Moving Toward the Goal of Painless Atrial Cardioversion

Patrice Wendling

May 11, 2017

CHICAGO, IL — New research suggests patients with paroxysmal atrial fibrillation (AF) might escape the pain caused by a standard high-energy biphasic shock but still achieve AF cardioversion if treated using a series of very low-energy pulses[1].

AF was converted with low-energy multistage electrotherapy (MSE) in nine of 16 consecutive AF ablation patients in whom cardioversion thresholds were measured.

The mean lowest cardioversion energy and voltage with MSE was 0.57 J and 45.6 V, which falls well below the 7.3 J and 10.6 J reported for implanted cardiac devices with biphasic shock and the 60 V–threshold associated with mild or no patient discomfort.

Dr Fu Siong Ng

"You deliver a lot less energy over a longer time, which is a totally different mechanism of stopping fibrillation," principal investigator Dr Fu Siong Ng (Imperial College London, UK) told heartwire from Medscape at the Heart Rhythm Society 2017 Scientific Sessions, where the first-in-human, observational study was presented.

The researchers previously reported that MSE terminates AF with significantly less energy and lower peak voltage than biphasic shock in dogs[2] and studied its safety and feasibility in an unpublished cohort of 20 humans.
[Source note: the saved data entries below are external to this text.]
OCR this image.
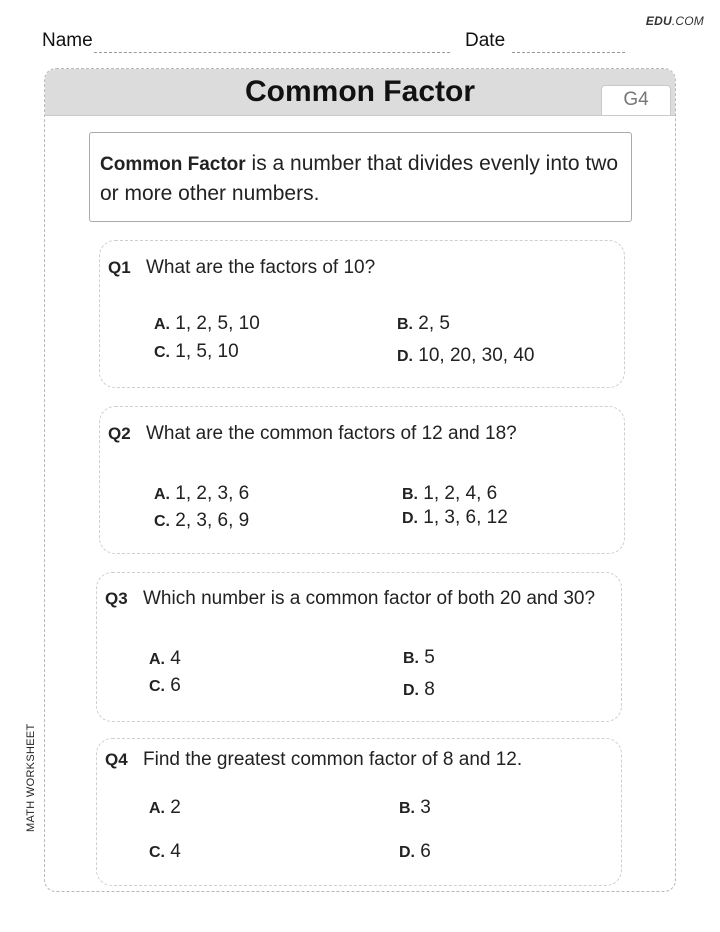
EDU.COM
Name	Date
MATH WORKSHEET
Common Factor	G4
Common Factor is a number that divides evenly into two or more other numbers.
Q1 What are the factors of 10?
A. 1, 2, 5, 10	B. 2, 5
C. 1, 5, 10	D. 10, 20, 30, 40
Q2 What are the common factors of 12 and 18?
A. 1, 2, 3, 6	B. 1, 2, 4, 6
C. 2, 3, 6, 9	D. 1, 3, 6, 12
Q3 Which number is a common factor of both 20 and 30?
A. 4	B. 5
C. 6	D. 8
Q4 Find the greatest common factor of 8 and 12.
A. 2	B. 3
C. 4	D. 6
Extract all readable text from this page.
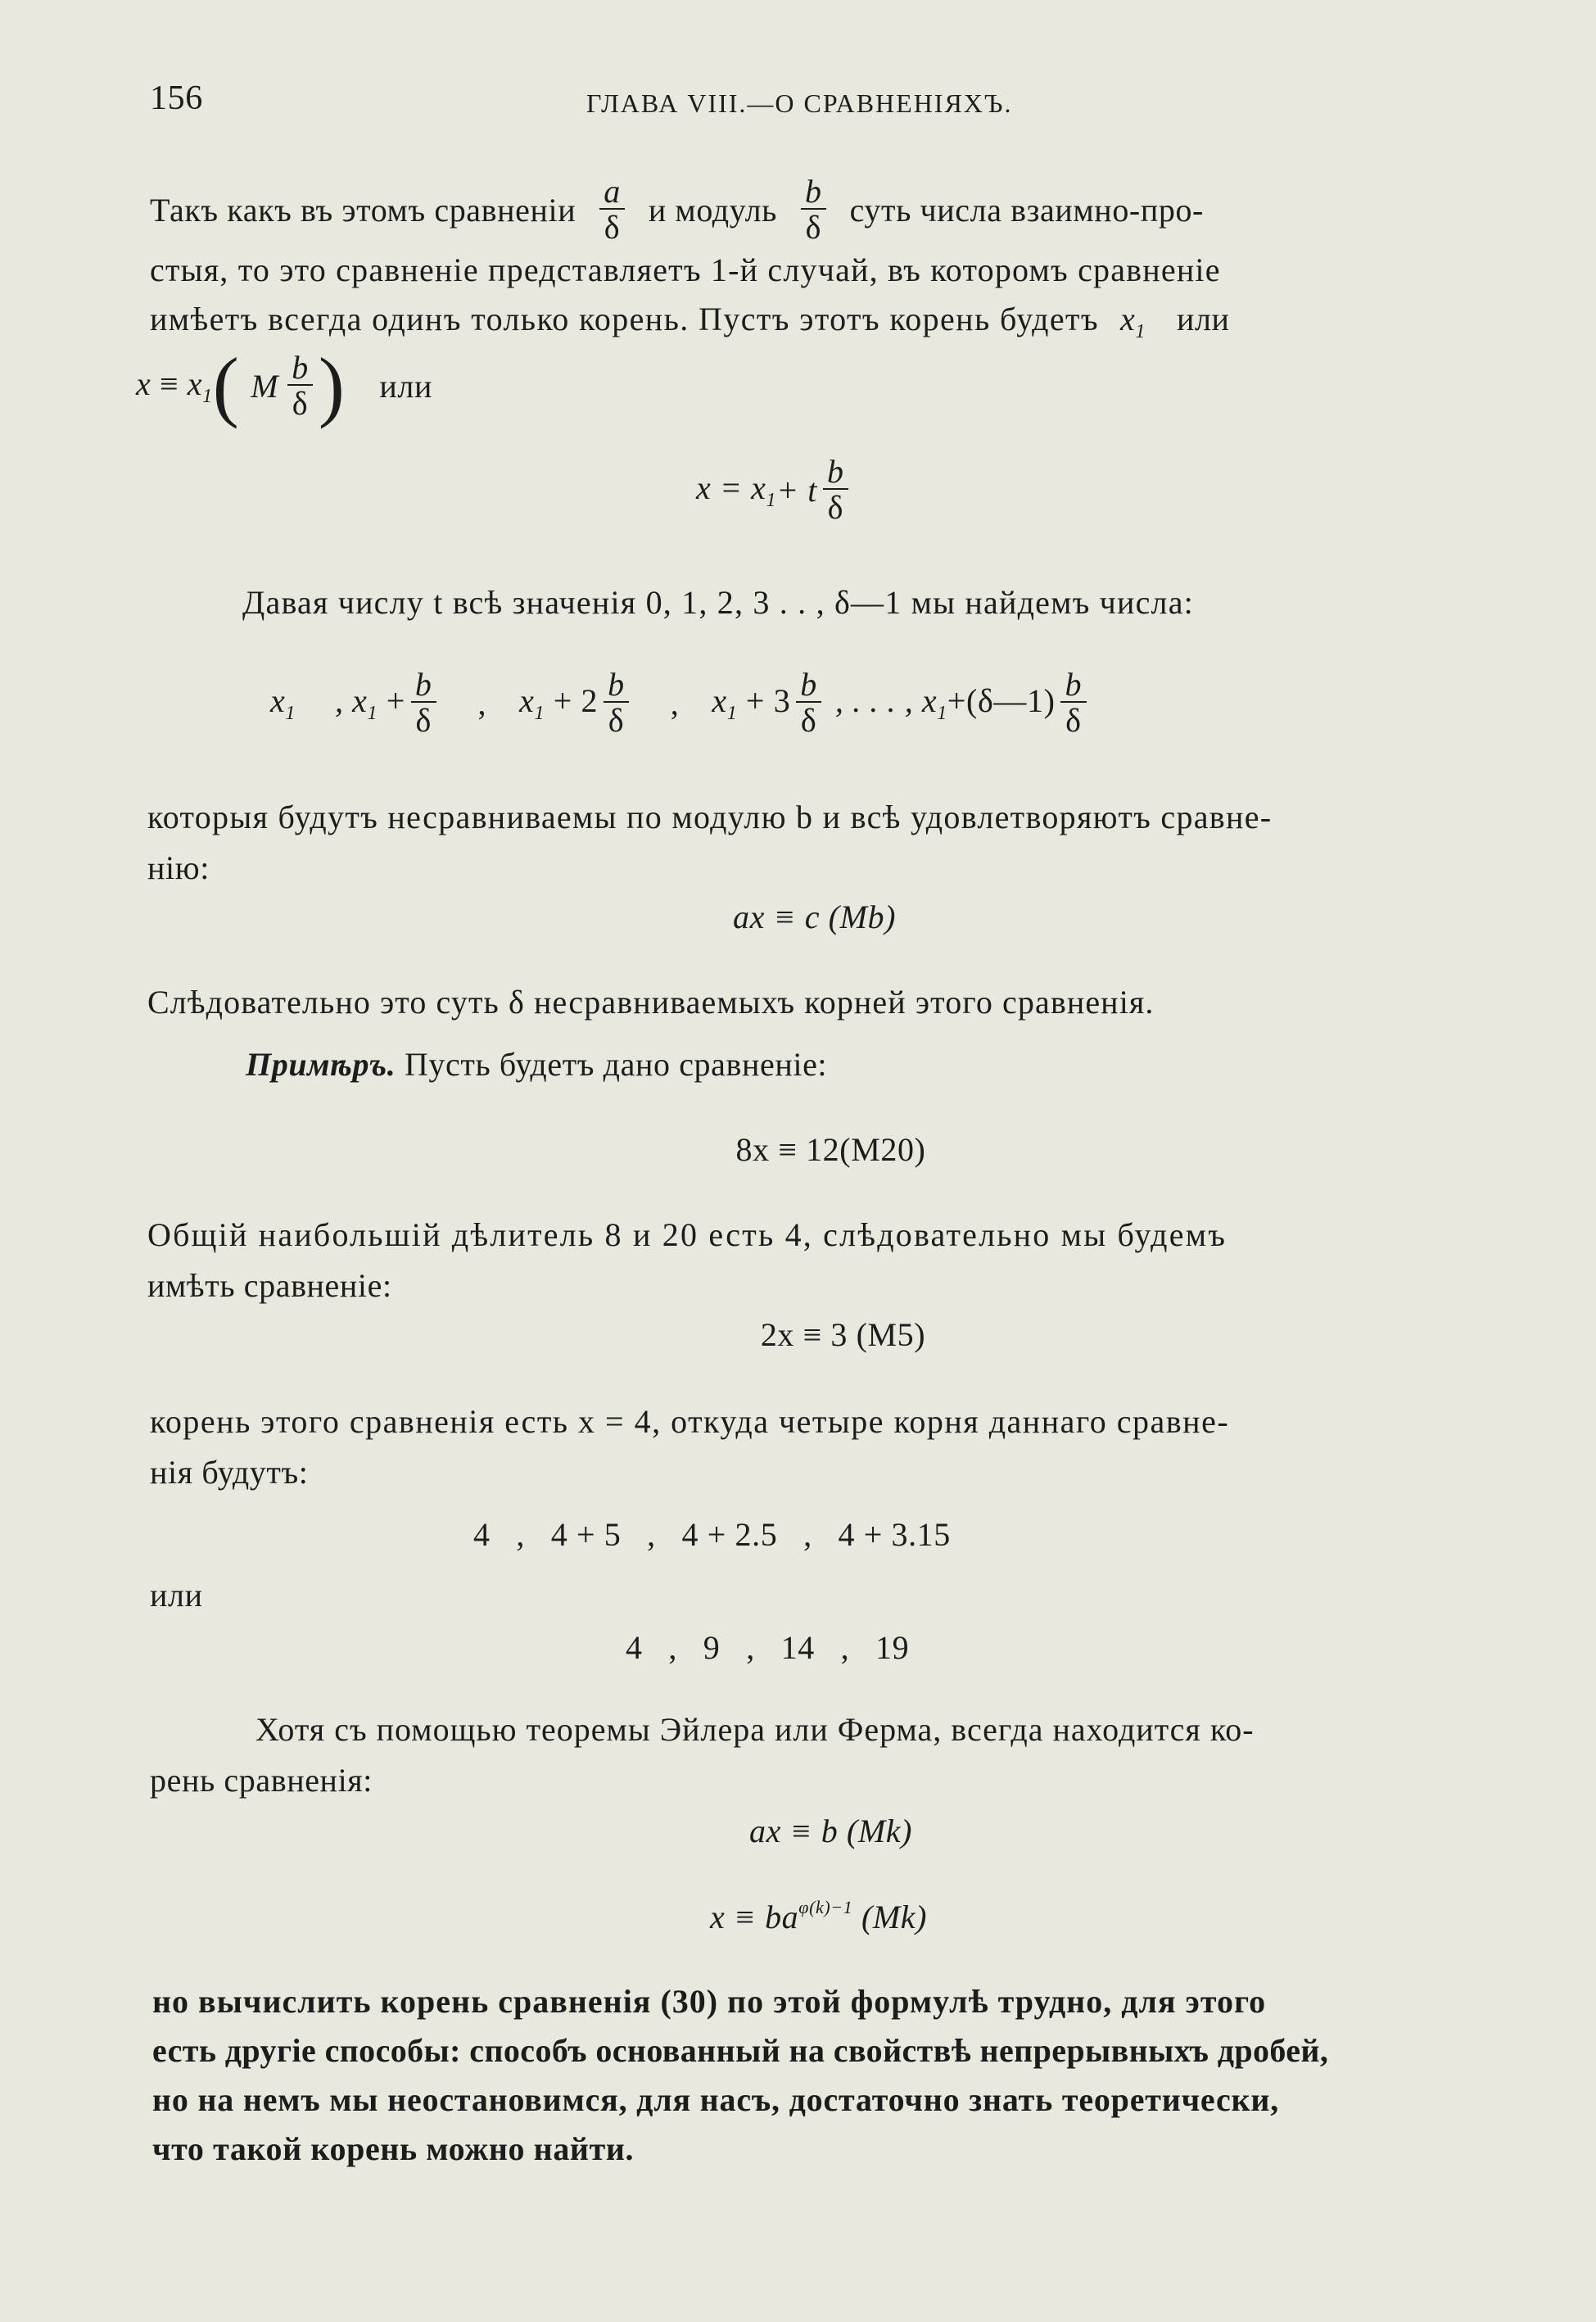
156	ГЛАВА VIII.—О СРАВНЕНIЯХЪ.
Такъ какъ въ этомъ сравненiи $\frac{a}{\delta}$ и модуль $\frac{b}{\delta}$ суть числа взаимно-про-
стыя, то это сравненiе представляетъ 1-й случай, въ которомъ сравненiе
имѣетъ всегда одинъ только корень. Пустъ этотъ корень будетъ $x_1$ или
$x \equiv x_1$ ( M $\frac{b}{\delta}$ ) или
$x = x_1 + t \frac{b}{\delta}$
Давая числу t всѣ значенiя 0, 1, 2, 3 . . , δ—1 мы найдемъ числа:
$x_1$ , $x_1 + \frac{b}{\delta}$ , $x_1 + 2 \frac{b}{\delta}$ , $x_1 + 3 \frac{b}{\delta}$ , . . . , $x_1+(\delta—1) \frac{b}{\delta}$
которыя будутъ несравниваемы по модулю b и всѣ удовлетворяютъ сравне-
нiю:
ax ≡ c (Mb)
Слѣдовательно это суть δ несравниваемыхъ корней этого сравненiя.
Примѣръ. Пусть будетъ дано сравненiе:
8x ≡ 12(M20)
Общiй наибольшiй дѣлитель 8 и 20 есть 4, слѣдовательно мы будемъ
имѣть сравненiе:
2x ≡ 3 (M5)
корень этого сравненiя есть x = 4, откуда четыре корня даннаго сравне-
нiя будутъ:
4   ,   4 + 5   ,   4 + 2.5   ,   4 + 3.15
или
4   ,   9   ,   14   ,   19
Хотя съ помощью теоремы Эйлера или Ферма, всегда находится ко-
рень сравненiя:
ax ≡ b (Mk)
$x \equiv ba^{\varphi(k)-1}$ (Mk)
но вычислить корень сравненiя (30) по этой формулѣ трудно, для этого
есть другiе способы: способъ основанный на свойствѣ непрерывныхъ дробей,
но на немъ мы неостановимся, для насъ, достаточно знать теоретически,
что такой корень можно найти.
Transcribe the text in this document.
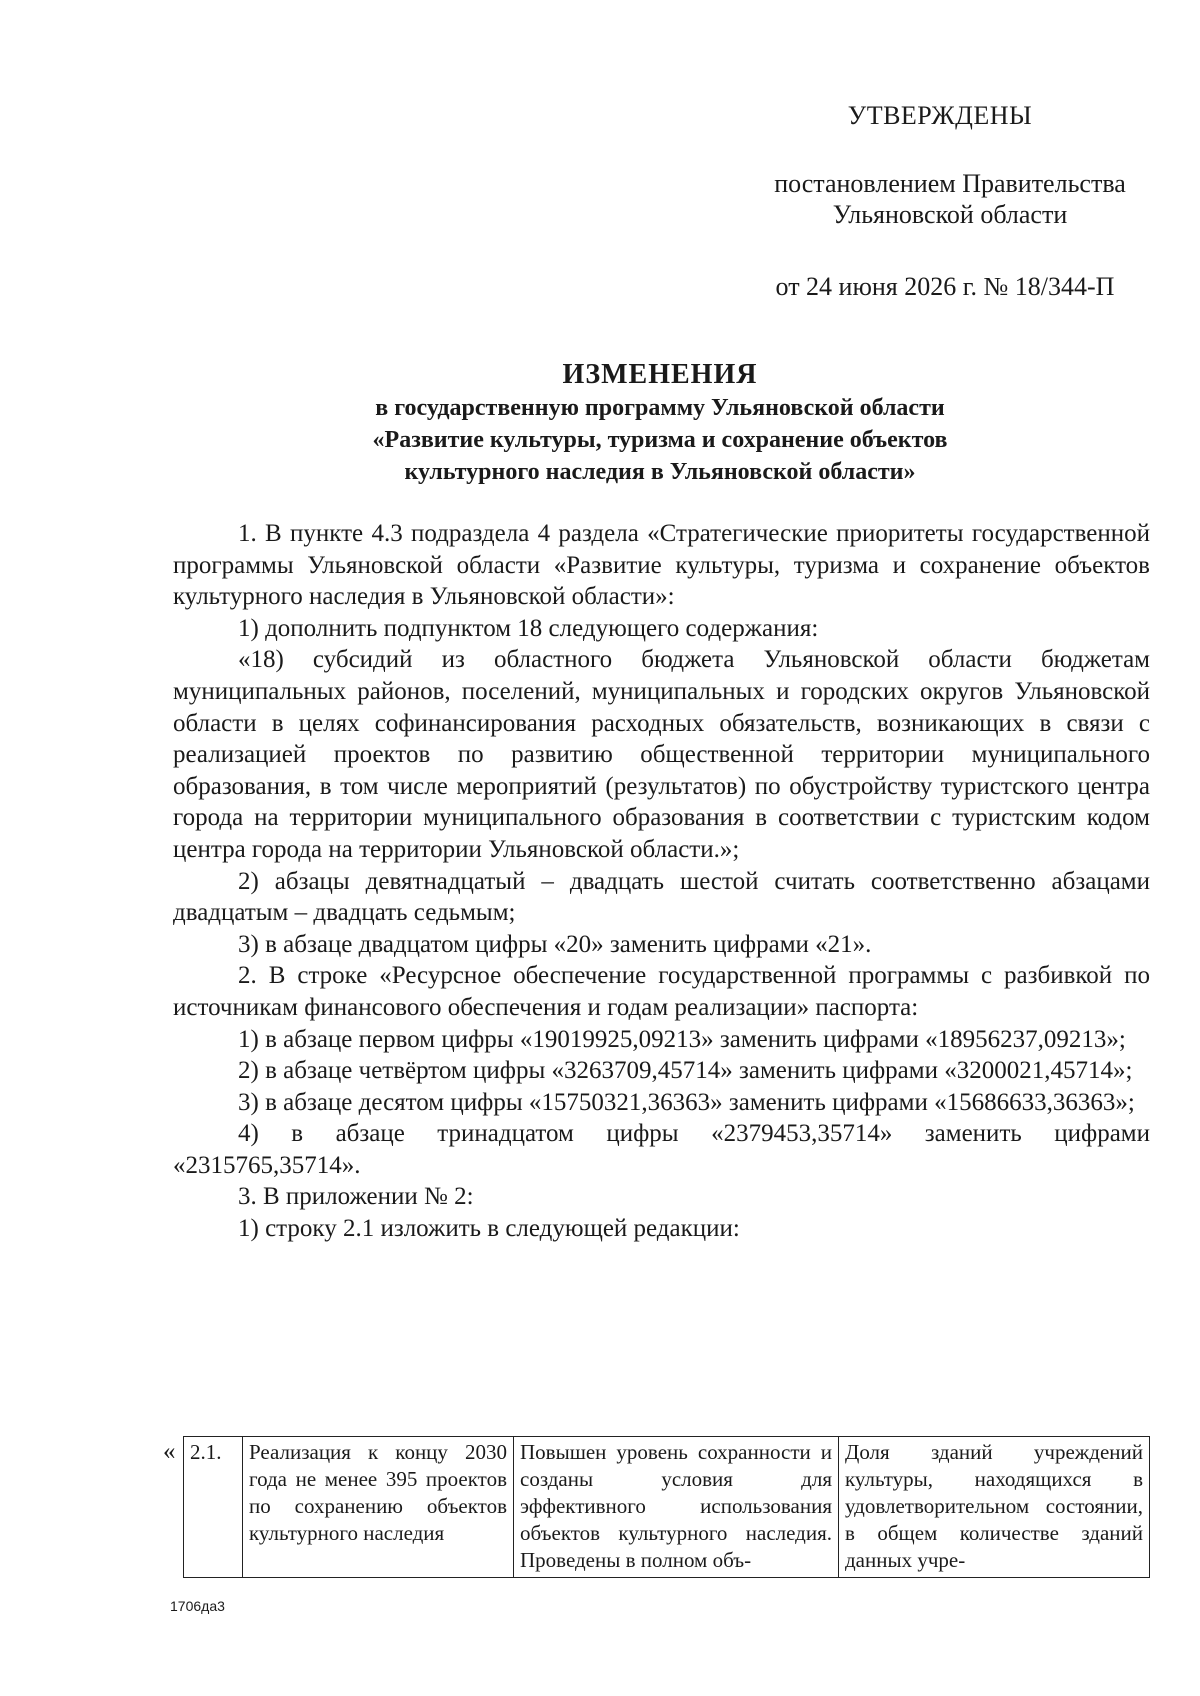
УТВЕРЖДЕНЫ
постановлением Правительства
Ульяновской области
от 24 июня 2026 г. № 18/344-П
ИЗМЕНЕНИЯ
в государственную программу Ульяновской области
«Развитие культуры, туризма и сохранение объектов
культурного наследия в Ульяновской области»

1. В пункте 4.3 подраздела 4 раздела «Стратегические приоритеты государственной программы Ульяновской области «Развитие культуры, туризма и сохранение объектов культурного наследия в Ульяновской области»:

1) дополнить подпунктом 18 следующего содержания:

«18) субсидий из областного бюджета Ульяновской области бюджетам муниципальных районов, поселений, муниципальных и городских округов Ульяновской области в целях софинансирования расходных обязательств, возникающих в связи с реализацией проектов по развитию общественной территории муниципального образования, в том числе мероприятий (результатов) по обустройству туристского центра города на территории муниципального образования в соответствии с туристским кодом центра города на территории Ульяновской области.»;

2) абзацы девятнадцатый – двадцать шестой считать соответственно абзацами двадцатым – двадцать седьмым;

3) в абзаце двадцатом цифры «20» заменить цифрами «21».

2. В строке «Ресурсное обеспечение государственной программы с разбивкой по источникам финансового обеспечения и годам реализации» паспорта:

1) в абзаце первом цифры «19019925,09213» заменить цифрами «18956237,09213»;

2) в абзаце четвёртом цифры «3263709,45714» заменить цифрами «3200021,45714»;

3) в абзаце десятом цифры «15750321,36363» заменить цифрами «15686633,36363»;

4) в абзаце тринадцатом цифры «2379453,35714» заменить цифрами «2315765,35714».

3. В приложении № 2:

1) строку 2.1 изложить в следующей редакции:

« 2.1.	Реализация к концу 2030 года не менее 395 проектов по сохранению объектов культурного наследия	Повышен уровень сохранности и созданы условия для эффективного использования объектов культурного наследия. Проведены в полном объ-	Доля зданий учреждений культуры, находящихся в удовлетворительном состоянии, в общем количестве зданий данных учре-
1706да3
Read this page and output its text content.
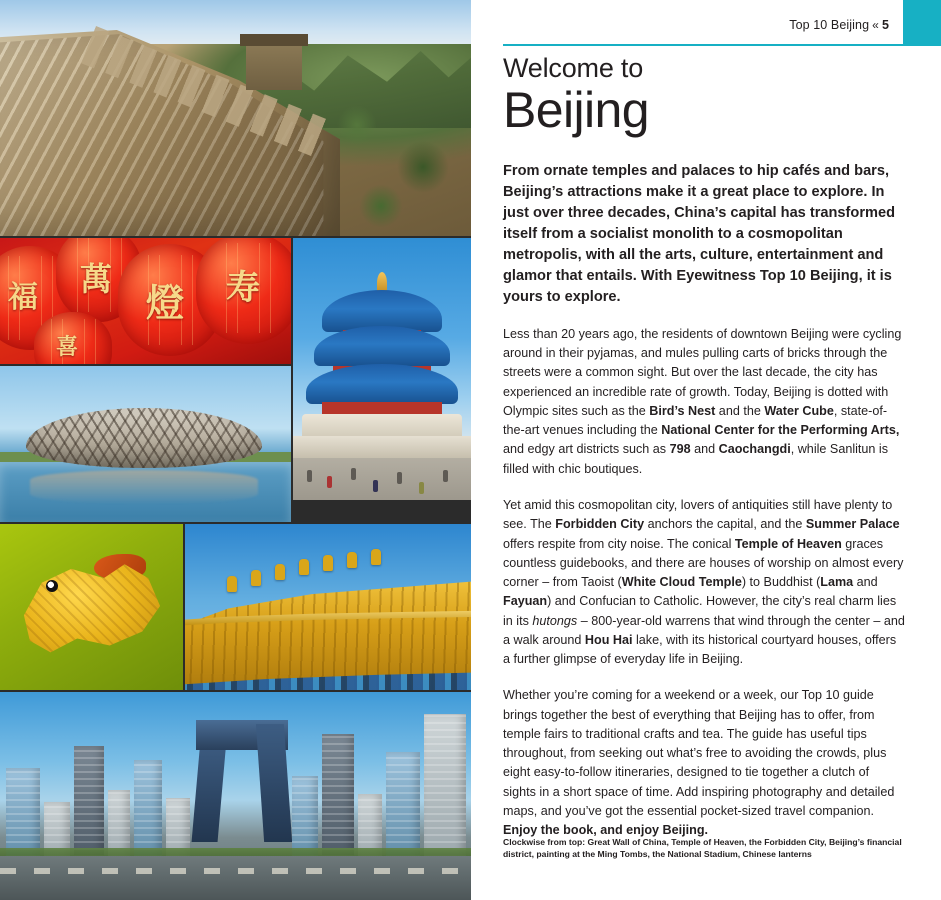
福 萬
燈 寿
喜
Top 10 Beijing « 5
Welcome to
Beijing
From ornate temples and palaces to hip cafés and bars, Beijing’s attractions make it a great place to explore. In just over three decades, China’s capital has transformed itself from a socialist monolith to a cosmopolitan metropolis, with all the arts, culture, entertainment and glamor that entails. With Eyewitness Top 10 Beijing, it is yours to explore.

Less than 20 years ago, the residents of downtown Beijing were cycling around in their pyjamas, and mules pulling carts of bricks through the streets were a common sight. But over the last decade, the city has experienced an incredible rate of growth. Today, Beijing is dotted with Olympic sites such as the Bird’s Nest and the Water Cube, state-of-the-art venues including the National Center for the Performing Arts, and edgy art districts such as 798 and Caochangdi, while Sanlitun is filled with chic boutiques.

Yet amid this cosmopolitan city, lovers of antiquities still have plenty to see. The Forbidden City anchors the capital, and the Summer Palace offers respite from city noise. The conical Temple of Heaven graces countless guidebooks, and there are houses of worship on almost every corner – from Taoist (White Cloud Temple) to Buddhist (Lama and Fayuan) and Confucian to Catholic. However, the city’s real charm lies in its hutongs – 800-year-old warrens that wind through the center – and a walk around Hou Hai lake, with its historical courtyard houses, offers a further glimpse of everyday life in Beijing.

Whether you’re coming for a weekend or a week, our Top 10 guide brings together the best of everything that Beijing has to offer, from temple fairs to traditional crafts and tea. The guide has useful tips throughout, from seeking out what’s free to avoiding the crowds, plus eight easy-to-follow itineraries, designed to tie together a clutch of sights in a short space of time. Add inspiring photography and detailed maps, and you’ve got the essential pocket-sized travel companion. Enjoy the book, and enjoy Beijing.

Clockwise from top: Great Wall of China, Temple of Heaven, the Forbidden City, Beijing’s financial district, painting at the Ming Tombs, the National Stadium, Chinese lanterns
Compared with the instantaneous blast of a single biphasic shock, MSE delivers a sequence of intracardiac far-field and near-field stimuli over up to 1 second through leads in the right atrium.

Based on the preclinical work, MSE is thought to work by destabilizing the drivers of atrial fibrillation, inhibiting reanchoring, and then stopping any meandering wave fronts, Ng explained.

In the present study, the nine patients (mean age 61 years; 77% male) had been diagnosed with AF for an average of 48 months and had a mean ejection fraction of 64.3%.

In all, 35 AF episodes were converted by MSE at 0.65 J/44.0 V, with wide variation between patients of both conversion energy (1.45–0.04 J) and voltages (75–10 V).

Eight of the nine patients received MSE under conscious sedation, with one under general anesthesia. This limited the ability to quantitatively measure pain, although there were no reports of pain or visible diaphragmatic contraction, Ng said. No adverse events were also reported.

The next steps will be to optimize the pulses and perform MSE while patients are awake to better determine pain thresholds. Ultimately, early cardioversion with MSE may reduce AF symptoms and facilitate wider acceptance of cardiac electronic implantable devices for treating AF.

"It's a nice proof of concept and we're excited about it, but it's still early days and more work needs to be done before we can get this in something implantable that is sub–pain threshold, which will cardiovert atrial fibrillation as it occurs," he said.

The study was sponsored by Cardialen. Ng reports no relevant financial relationships; disclosures for the coauthors are listed in the abstract.